CAUTION: Kind Bulldozer on Duty

I recently did an Insights profile and learned that my natural energy is deeply supportive, thoughtful, and people-focused, which is a beautiful way of saying I care about your growth right up until the moment the deadline starts smoking.

Which, honestly, checks out. Apparently, my default setting is kind, collaborative, and very invested in helping people do their best work. Lovely. Noble. Very reassuring to the public.

But in practice, that does not mean I float through meetings sprinkling encouragement like workplace parsley. It means I want people to feel heard, supported, and set up to succeed… while also wanting us to leave with a decision, an owner, and fewer loose thoughts wandering around unsupervised. And my career map explains that a lot.
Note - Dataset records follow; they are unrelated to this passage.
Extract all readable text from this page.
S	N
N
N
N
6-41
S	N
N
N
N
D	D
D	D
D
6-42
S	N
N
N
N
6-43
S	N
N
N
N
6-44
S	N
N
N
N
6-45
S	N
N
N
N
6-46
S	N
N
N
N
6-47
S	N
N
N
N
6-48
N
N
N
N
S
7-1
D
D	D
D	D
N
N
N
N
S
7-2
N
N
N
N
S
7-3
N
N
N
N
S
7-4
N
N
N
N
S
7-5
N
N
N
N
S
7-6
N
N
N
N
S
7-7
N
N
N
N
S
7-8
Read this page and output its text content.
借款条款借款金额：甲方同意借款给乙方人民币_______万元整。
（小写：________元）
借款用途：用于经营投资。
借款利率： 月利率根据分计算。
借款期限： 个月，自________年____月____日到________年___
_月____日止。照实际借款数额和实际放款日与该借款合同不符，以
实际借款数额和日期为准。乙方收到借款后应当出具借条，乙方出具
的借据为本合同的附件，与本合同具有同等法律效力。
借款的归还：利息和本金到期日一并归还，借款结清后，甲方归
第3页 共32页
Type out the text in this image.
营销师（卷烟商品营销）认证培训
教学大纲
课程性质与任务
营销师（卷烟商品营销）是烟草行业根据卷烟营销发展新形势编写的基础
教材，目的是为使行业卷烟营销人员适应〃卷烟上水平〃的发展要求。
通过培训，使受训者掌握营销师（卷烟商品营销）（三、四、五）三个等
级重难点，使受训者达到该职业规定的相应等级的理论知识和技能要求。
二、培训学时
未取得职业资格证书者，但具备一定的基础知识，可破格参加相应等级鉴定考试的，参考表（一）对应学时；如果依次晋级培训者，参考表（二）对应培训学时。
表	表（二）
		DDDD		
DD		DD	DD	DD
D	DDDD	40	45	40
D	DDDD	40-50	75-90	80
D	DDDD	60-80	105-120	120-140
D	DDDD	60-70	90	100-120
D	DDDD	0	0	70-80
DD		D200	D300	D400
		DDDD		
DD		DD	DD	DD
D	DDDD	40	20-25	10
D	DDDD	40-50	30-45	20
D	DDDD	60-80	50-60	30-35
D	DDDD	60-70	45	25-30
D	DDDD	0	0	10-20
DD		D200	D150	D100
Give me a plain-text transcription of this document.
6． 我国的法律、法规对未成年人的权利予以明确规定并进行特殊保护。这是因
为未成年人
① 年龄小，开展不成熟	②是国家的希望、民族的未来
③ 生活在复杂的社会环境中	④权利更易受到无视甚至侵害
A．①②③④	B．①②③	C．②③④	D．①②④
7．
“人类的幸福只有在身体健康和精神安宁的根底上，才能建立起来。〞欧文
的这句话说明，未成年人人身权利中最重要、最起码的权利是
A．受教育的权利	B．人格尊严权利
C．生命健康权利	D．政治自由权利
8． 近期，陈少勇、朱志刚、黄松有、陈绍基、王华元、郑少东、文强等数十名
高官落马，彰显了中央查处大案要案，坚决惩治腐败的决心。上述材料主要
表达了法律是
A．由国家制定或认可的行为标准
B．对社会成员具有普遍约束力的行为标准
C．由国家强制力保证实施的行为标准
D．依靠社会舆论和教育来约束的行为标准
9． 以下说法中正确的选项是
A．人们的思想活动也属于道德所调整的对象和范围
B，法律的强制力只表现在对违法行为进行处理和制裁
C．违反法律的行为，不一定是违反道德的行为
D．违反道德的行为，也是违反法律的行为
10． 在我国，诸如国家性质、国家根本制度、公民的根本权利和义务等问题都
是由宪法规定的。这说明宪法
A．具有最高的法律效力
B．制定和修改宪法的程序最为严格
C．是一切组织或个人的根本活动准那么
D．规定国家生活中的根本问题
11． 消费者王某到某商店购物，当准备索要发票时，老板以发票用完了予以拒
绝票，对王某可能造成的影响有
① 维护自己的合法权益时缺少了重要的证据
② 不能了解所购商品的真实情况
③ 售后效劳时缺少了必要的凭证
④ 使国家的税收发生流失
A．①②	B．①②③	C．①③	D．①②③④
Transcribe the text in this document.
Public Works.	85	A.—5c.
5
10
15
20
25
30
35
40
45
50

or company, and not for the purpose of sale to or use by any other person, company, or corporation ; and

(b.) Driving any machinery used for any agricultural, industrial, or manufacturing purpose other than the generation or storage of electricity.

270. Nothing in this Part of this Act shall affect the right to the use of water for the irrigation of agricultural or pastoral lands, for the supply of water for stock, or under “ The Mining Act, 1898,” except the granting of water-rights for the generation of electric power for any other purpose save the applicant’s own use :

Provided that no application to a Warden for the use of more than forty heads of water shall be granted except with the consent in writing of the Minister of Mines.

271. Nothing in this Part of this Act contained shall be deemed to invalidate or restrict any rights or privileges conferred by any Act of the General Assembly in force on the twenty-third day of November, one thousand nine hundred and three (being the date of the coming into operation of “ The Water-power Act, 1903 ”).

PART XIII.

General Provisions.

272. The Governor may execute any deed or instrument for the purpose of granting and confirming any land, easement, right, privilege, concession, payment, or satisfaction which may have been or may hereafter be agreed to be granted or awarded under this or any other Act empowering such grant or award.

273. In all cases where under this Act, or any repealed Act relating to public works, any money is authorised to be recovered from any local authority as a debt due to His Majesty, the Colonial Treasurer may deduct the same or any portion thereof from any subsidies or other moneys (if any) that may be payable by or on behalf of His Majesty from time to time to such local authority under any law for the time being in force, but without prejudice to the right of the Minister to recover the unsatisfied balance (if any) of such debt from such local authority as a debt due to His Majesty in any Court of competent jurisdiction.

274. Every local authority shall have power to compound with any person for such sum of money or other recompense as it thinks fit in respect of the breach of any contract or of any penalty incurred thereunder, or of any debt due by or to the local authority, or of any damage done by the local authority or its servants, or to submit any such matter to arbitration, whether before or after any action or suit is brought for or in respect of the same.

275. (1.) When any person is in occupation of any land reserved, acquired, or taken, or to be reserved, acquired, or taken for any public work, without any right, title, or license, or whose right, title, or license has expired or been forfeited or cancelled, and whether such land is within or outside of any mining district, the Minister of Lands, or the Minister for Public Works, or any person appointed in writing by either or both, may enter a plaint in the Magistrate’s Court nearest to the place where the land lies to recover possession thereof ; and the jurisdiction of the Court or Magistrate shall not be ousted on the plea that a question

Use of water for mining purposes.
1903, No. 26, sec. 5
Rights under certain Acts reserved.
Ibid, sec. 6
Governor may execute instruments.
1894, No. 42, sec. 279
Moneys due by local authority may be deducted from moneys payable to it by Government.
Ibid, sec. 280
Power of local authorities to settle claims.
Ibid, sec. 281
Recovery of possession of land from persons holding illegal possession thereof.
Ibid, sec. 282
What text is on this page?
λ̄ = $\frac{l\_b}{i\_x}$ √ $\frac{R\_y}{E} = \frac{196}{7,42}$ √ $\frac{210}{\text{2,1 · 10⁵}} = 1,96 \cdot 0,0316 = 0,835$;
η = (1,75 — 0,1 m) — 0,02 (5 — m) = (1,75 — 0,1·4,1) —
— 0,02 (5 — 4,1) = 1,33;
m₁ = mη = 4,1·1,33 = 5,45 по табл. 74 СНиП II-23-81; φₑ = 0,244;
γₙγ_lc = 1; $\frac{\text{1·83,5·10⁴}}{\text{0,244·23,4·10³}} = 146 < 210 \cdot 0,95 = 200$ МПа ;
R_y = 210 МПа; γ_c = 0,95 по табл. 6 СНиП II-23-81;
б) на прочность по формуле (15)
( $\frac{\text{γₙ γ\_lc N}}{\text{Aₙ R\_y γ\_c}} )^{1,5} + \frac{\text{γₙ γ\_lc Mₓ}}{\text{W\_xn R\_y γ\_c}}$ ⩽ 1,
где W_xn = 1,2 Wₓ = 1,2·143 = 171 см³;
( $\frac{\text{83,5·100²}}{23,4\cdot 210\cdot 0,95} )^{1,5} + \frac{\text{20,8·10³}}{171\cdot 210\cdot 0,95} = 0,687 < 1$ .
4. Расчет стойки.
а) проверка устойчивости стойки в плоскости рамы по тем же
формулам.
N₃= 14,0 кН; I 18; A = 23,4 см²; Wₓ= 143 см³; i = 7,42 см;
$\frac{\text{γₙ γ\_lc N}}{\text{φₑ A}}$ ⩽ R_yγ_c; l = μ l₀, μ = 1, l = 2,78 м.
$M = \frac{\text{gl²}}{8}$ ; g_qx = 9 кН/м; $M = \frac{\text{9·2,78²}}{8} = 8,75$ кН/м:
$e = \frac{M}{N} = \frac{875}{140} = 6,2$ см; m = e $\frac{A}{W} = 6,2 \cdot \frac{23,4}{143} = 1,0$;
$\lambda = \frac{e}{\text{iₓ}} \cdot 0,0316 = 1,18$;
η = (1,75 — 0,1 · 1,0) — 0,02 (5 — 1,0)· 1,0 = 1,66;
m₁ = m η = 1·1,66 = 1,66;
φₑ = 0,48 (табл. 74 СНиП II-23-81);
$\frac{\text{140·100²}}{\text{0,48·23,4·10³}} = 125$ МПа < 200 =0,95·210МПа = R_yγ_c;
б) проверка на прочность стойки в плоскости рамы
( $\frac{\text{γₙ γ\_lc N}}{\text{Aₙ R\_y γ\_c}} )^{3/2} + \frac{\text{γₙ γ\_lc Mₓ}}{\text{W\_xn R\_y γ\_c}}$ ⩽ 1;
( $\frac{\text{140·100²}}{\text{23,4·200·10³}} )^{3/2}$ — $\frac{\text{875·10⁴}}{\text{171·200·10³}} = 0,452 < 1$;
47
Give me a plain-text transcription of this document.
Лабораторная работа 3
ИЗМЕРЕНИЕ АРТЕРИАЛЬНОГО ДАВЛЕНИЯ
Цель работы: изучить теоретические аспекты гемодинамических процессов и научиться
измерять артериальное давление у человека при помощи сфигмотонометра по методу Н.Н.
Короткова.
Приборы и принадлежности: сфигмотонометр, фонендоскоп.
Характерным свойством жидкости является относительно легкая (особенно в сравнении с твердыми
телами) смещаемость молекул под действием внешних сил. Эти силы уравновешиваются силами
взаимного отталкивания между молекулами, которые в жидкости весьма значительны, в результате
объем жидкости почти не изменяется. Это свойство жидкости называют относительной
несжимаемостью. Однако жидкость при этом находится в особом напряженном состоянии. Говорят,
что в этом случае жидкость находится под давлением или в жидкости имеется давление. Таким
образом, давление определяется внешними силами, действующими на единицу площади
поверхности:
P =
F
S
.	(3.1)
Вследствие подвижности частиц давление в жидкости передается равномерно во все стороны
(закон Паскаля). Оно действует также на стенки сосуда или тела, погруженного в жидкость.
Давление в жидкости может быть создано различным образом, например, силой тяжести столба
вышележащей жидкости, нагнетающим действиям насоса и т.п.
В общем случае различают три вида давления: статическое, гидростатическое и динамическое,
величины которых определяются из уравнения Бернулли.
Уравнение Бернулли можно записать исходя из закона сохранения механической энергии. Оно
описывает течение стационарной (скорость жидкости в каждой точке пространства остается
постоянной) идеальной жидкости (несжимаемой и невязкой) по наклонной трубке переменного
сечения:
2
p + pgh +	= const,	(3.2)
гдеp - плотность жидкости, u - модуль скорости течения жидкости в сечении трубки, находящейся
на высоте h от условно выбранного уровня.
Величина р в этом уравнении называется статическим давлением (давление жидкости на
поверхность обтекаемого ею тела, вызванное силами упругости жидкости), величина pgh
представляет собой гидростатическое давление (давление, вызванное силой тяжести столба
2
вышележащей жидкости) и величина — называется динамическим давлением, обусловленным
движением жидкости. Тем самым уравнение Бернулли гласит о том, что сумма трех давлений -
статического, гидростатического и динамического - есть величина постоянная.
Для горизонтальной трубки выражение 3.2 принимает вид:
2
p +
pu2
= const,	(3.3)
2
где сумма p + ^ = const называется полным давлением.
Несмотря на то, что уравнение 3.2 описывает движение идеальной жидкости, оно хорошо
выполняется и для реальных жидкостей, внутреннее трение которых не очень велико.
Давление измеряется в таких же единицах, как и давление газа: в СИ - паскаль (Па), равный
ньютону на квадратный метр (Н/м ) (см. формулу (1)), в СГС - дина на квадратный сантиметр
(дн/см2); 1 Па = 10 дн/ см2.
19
I’ve spent years in learning, organizational effectiveness, HR, coaching, instructional design, and project work, which is really time spent watching what happens when goals are fuzzy, ownership is vague, and everyone hopes the problem will die of neglect.

So yes, I care about people. Deeply.

I also care whether the process makes sense, whether the goal is clear, and whether “let’s circle back” is being used as a next step or a witness protection program for accountability.

What I’ve realized is that leadership did not make me less kind. It just made my kindness more specific.

When I’m contributing, I’m thoughtful, encouraging, curious, and probably trying to make sure no one gets steamrolled by the loudest person with an axe to grind.

When I’m leading, though, my Green (Supporter) energy calls in backup. That’s where the Red (Director) energy shows up not as a villain, more like a bulldozer. But while I’m NOT HERE TO FLATTEN PEOPLE. I am increasingly willing to flatten confusion, drift, fake alignment, and any meeting trying to end without action items.

There is, of course, a downside to being naturally supportive. The workplace sees that and thinks, excellent, she will absorb the awkwardness, translate the chaos, carry the emotional weight, and probably fix the document. And for a long time, I was very good at confusing “I can help” with “I guess this is mine now.”

That part has needed some work (and still does). Because kind does not mean passive and supportive does not mean permissive. Also, for the cynics in the back, people-centered leadership is not the absence of standards.

So yes, I am absolutely people focused. I just happen to believe that one of the kindest things a leader can do is create clarity before confusion starts billing overtime.

Have you ever noticed a trait that gets sharper, stranger, or more useful when you’re the one leading?